At a first glance it looks like a problem, but if we see that we are just having less than 1MB (adding the nodes and the Strings) against the 5MB of the previous solution. We see that there is an improvement.
This is a nice example, that even having more instances of Strings we have a clear advantage with the new solution. It teaches us that we need to measure before doing an statement.
Splitting Nodes on Insert
As we have said with this new implementation, it is required to split nodes when adding elements in the Trie. We have a more complex insert and delete operation when inserting and removing keys compared with the base implementation.
The following image presents an example.
Adding a new value to the Trie requires to create a new node, and also it might require to split an existing node if part of the key is in a single node.
In this case, the green node, should be split in two, to handle the insertion of the pair ‘ac’ -> 3.
At first glance, it looks that new implementation is slower than the old. But… to assert anything we have to measure it.
We can measure the time to generate the whole Trie of behaviors. For doing so, we will use the #timeToRun message of blocks. So, we execute to measure the times of the new implementation
[ behaviors := nil. behaviors := CTOptimizedTrie new. SystemNavigation default allBehaviorsDo: [ :aBehavior | behaviors at: aBehavior name put: aBehavior name ] ] timeToRun.
And to measure the base implementation:
[ behaviors := nil. behaviors := CTTrie new. SystemNavigation default allBehaviorsDo: [ :aBehavior | behaviors at: aBehavior name put: aBehavior name ] ] timeToRun.
From the results we can see that the new implementation takes 169 ms and the old implementation 210 ms. As we can see, the initial considerations was misleading.
Again, we have to measure. If we don’t measure it is impossible to compare different solutions.

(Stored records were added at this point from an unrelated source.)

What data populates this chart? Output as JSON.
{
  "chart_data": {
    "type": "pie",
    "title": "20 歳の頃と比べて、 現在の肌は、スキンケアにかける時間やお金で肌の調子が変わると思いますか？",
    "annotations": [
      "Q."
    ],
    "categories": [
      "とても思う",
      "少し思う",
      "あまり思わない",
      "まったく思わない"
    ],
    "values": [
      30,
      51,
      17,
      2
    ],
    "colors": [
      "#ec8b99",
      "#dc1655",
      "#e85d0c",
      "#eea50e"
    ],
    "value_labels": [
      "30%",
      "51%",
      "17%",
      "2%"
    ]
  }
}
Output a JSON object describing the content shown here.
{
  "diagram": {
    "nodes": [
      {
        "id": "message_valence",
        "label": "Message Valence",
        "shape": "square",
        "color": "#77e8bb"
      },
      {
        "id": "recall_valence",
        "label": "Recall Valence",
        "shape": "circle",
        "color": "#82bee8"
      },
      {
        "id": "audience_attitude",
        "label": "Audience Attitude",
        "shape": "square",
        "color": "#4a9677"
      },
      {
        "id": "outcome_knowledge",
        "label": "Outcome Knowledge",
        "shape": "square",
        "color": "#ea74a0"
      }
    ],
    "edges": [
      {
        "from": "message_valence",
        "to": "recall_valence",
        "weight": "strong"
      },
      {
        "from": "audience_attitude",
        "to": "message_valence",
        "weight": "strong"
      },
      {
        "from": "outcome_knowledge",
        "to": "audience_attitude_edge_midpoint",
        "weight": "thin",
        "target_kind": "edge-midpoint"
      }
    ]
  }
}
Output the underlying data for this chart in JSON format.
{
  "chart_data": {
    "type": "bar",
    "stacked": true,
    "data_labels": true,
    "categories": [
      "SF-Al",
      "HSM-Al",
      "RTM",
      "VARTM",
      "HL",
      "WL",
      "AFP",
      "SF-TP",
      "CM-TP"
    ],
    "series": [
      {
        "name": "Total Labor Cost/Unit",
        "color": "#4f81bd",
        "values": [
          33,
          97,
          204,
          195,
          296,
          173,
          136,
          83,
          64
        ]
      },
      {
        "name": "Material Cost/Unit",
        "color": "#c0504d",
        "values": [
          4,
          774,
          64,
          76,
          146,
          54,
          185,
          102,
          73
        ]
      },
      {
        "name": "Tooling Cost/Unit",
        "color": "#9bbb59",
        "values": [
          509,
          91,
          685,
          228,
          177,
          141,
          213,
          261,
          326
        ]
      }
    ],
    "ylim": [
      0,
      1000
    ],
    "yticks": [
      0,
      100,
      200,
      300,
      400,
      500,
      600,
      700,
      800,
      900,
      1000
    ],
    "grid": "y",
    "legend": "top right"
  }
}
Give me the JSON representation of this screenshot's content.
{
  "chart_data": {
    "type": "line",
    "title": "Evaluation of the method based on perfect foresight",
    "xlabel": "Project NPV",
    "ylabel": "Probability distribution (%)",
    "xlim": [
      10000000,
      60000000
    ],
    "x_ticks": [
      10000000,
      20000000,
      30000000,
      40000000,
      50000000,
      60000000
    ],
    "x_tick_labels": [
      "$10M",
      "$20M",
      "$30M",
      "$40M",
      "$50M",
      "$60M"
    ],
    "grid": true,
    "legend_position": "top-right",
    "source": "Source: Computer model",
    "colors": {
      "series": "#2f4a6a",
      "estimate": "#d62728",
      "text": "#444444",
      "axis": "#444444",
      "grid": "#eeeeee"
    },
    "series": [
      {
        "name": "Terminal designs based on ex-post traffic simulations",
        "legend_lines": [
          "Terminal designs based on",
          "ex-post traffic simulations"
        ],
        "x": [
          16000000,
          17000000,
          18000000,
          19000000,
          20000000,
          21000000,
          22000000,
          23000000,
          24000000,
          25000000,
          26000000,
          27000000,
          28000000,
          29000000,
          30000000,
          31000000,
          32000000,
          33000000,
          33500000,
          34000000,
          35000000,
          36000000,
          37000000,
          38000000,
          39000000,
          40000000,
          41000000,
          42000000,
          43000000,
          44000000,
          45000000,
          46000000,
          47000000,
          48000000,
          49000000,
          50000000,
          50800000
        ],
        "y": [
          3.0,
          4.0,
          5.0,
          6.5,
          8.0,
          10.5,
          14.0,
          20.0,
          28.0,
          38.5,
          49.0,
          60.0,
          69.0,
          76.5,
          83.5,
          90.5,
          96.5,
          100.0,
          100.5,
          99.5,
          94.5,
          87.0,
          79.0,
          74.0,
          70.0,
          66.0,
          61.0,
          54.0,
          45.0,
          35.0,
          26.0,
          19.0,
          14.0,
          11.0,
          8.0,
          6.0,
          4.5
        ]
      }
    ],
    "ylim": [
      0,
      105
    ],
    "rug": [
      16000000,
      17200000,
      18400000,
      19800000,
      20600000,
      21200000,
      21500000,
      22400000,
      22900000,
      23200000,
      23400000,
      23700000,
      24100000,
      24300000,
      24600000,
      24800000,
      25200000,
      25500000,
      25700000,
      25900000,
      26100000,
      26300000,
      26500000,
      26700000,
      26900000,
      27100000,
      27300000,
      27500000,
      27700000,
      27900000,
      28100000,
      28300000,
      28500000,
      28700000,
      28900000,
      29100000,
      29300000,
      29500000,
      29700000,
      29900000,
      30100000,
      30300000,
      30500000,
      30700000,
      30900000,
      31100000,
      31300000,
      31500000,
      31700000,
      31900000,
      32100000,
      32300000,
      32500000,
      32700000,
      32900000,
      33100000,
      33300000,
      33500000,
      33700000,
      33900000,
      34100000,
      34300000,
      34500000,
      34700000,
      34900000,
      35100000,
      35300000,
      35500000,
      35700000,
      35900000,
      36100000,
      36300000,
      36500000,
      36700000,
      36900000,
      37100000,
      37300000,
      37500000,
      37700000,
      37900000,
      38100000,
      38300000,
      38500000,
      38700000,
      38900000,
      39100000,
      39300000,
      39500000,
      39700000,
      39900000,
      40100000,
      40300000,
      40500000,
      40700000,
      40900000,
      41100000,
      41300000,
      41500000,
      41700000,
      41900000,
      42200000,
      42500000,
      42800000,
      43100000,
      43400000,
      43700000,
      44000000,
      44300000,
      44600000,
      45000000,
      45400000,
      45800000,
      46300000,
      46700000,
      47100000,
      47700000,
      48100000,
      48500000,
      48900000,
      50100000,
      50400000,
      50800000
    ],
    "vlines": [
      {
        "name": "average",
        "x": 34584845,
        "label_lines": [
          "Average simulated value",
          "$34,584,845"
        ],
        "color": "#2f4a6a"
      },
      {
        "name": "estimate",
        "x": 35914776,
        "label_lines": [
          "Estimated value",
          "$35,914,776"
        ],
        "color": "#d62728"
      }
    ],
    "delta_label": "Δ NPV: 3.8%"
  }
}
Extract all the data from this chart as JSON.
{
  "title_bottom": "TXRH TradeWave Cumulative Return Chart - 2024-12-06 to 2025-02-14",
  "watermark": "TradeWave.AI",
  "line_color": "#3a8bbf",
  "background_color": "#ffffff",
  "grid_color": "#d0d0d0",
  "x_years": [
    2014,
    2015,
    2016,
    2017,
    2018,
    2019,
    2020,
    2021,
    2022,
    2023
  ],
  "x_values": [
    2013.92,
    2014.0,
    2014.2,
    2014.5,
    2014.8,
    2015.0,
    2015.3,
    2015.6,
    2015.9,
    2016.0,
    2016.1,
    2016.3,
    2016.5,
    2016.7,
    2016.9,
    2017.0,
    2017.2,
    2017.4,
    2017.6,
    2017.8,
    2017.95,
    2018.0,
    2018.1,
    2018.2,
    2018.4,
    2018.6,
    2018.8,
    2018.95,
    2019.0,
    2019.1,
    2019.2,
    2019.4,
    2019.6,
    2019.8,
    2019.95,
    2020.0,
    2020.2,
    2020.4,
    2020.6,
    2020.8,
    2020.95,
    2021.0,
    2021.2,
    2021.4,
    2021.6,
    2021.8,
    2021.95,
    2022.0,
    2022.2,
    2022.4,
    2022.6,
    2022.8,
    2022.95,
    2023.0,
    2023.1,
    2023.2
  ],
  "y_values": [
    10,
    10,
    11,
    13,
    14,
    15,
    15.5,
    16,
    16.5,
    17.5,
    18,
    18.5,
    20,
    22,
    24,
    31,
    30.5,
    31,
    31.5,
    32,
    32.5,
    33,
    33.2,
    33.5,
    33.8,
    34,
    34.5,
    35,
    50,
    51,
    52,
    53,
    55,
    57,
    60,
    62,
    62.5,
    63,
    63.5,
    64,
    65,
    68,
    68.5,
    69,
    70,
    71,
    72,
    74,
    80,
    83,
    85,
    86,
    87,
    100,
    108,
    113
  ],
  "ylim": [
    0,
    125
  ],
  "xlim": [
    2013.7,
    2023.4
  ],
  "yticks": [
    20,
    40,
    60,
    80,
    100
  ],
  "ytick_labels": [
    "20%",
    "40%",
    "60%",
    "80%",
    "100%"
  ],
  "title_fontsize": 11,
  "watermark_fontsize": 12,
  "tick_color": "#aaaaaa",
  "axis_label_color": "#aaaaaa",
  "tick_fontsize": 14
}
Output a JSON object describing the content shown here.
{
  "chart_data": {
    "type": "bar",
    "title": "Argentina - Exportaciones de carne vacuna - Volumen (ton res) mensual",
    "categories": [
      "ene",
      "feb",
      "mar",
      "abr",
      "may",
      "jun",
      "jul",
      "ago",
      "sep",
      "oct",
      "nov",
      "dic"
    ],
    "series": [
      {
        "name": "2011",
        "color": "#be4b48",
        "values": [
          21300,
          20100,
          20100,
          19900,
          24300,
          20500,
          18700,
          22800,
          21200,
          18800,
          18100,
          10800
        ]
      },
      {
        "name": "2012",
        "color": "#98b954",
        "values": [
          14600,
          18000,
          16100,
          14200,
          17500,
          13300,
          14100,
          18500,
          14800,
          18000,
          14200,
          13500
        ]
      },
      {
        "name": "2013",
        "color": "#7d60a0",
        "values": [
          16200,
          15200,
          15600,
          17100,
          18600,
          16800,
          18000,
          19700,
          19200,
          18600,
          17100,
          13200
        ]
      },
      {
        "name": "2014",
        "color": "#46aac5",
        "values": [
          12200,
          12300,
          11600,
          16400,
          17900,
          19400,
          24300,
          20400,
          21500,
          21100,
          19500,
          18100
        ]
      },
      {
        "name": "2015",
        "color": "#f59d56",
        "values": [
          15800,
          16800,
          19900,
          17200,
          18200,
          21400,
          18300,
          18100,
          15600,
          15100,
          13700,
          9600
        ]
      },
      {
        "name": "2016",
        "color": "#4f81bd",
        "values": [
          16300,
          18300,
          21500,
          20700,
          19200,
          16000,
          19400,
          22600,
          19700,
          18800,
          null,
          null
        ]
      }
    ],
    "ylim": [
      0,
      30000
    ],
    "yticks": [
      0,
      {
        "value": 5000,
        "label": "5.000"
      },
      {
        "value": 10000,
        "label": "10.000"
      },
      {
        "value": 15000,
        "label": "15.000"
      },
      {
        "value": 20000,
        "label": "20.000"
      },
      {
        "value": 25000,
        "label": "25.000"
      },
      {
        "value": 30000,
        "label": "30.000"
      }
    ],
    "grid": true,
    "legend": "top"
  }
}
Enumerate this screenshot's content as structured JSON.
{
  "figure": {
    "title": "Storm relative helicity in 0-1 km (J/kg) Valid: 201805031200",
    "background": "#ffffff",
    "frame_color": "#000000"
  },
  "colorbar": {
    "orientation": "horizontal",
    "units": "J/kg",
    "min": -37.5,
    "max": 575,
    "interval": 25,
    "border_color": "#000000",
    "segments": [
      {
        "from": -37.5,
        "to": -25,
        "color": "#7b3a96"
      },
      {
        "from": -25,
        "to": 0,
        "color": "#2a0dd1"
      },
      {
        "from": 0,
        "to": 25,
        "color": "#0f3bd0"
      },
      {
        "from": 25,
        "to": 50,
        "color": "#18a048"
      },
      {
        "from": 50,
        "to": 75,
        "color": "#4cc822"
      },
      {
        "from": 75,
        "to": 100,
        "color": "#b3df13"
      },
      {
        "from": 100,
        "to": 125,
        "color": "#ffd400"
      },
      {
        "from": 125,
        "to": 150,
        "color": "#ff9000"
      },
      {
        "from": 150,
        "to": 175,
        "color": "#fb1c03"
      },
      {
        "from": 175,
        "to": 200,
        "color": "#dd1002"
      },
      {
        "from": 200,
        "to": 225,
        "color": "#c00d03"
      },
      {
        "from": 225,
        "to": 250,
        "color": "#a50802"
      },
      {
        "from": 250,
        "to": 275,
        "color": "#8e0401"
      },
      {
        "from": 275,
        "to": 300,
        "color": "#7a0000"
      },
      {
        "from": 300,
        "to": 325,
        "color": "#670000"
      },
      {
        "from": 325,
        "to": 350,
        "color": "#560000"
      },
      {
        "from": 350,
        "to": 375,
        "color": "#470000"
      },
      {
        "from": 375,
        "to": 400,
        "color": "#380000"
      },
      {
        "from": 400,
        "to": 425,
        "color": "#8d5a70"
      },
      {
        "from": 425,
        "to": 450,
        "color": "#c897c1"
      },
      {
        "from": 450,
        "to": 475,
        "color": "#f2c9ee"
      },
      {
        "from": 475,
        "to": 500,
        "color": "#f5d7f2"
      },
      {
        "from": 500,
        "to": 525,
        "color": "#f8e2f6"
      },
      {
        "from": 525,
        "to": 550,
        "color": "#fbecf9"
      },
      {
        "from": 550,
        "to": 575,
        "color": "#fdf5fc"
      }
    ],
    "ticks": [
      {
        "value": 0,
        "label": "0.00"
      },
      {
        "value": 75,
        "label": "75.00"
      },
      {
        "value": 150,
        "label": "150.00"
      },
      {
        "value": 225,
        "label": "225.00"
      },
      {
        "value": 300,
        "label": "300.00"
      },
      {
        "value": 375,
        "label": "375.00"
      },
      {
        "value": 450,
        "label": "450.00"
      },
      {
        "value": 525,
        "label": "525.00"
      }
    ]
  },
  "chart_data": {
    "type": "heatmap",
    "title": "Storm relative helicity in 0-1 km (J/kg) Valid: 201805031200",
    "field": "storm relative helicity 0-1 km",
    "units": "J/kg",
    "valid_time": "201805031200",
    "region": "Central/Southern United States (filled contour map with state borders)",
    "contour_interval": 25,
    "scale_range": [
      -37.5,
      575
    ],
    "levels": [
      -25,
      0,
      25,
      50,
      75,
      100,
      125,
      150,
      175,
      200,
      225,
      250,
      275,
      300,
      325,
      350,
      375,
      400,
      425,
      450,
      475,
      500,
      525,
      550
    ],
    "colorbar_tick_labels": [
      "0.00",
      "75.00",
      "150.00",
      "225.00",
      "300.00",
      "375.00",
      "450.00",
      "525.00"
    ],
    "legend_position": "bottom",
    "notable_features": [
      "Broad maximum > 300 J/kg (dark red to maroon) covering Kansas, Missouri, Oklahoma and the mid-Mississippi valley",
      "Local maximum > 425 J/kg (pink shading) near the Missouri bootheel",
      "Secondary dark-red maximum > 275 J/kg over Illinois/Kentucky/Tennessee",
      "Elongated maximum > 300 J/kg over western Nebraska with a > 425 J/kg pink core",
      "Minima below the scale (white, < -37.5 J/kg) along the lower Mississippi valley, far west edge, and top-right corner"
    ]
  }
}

This post presents a technique that we have used to improve the Trie implementation. Although, the most important part of this post is that we show how to measure the qualities of a solution. Also, we have shown that without measuring, it is impossible to compare or even to take good decisions.
Using previous experience to evaluate a solution is important, but it can be misleading. Measuring similar problems shows us the responses.
We still have an entry in this series. In the last entry, we are going to present how we solved the problem with the IdentitySet and how we have finally went to a tenth of the memory consumption.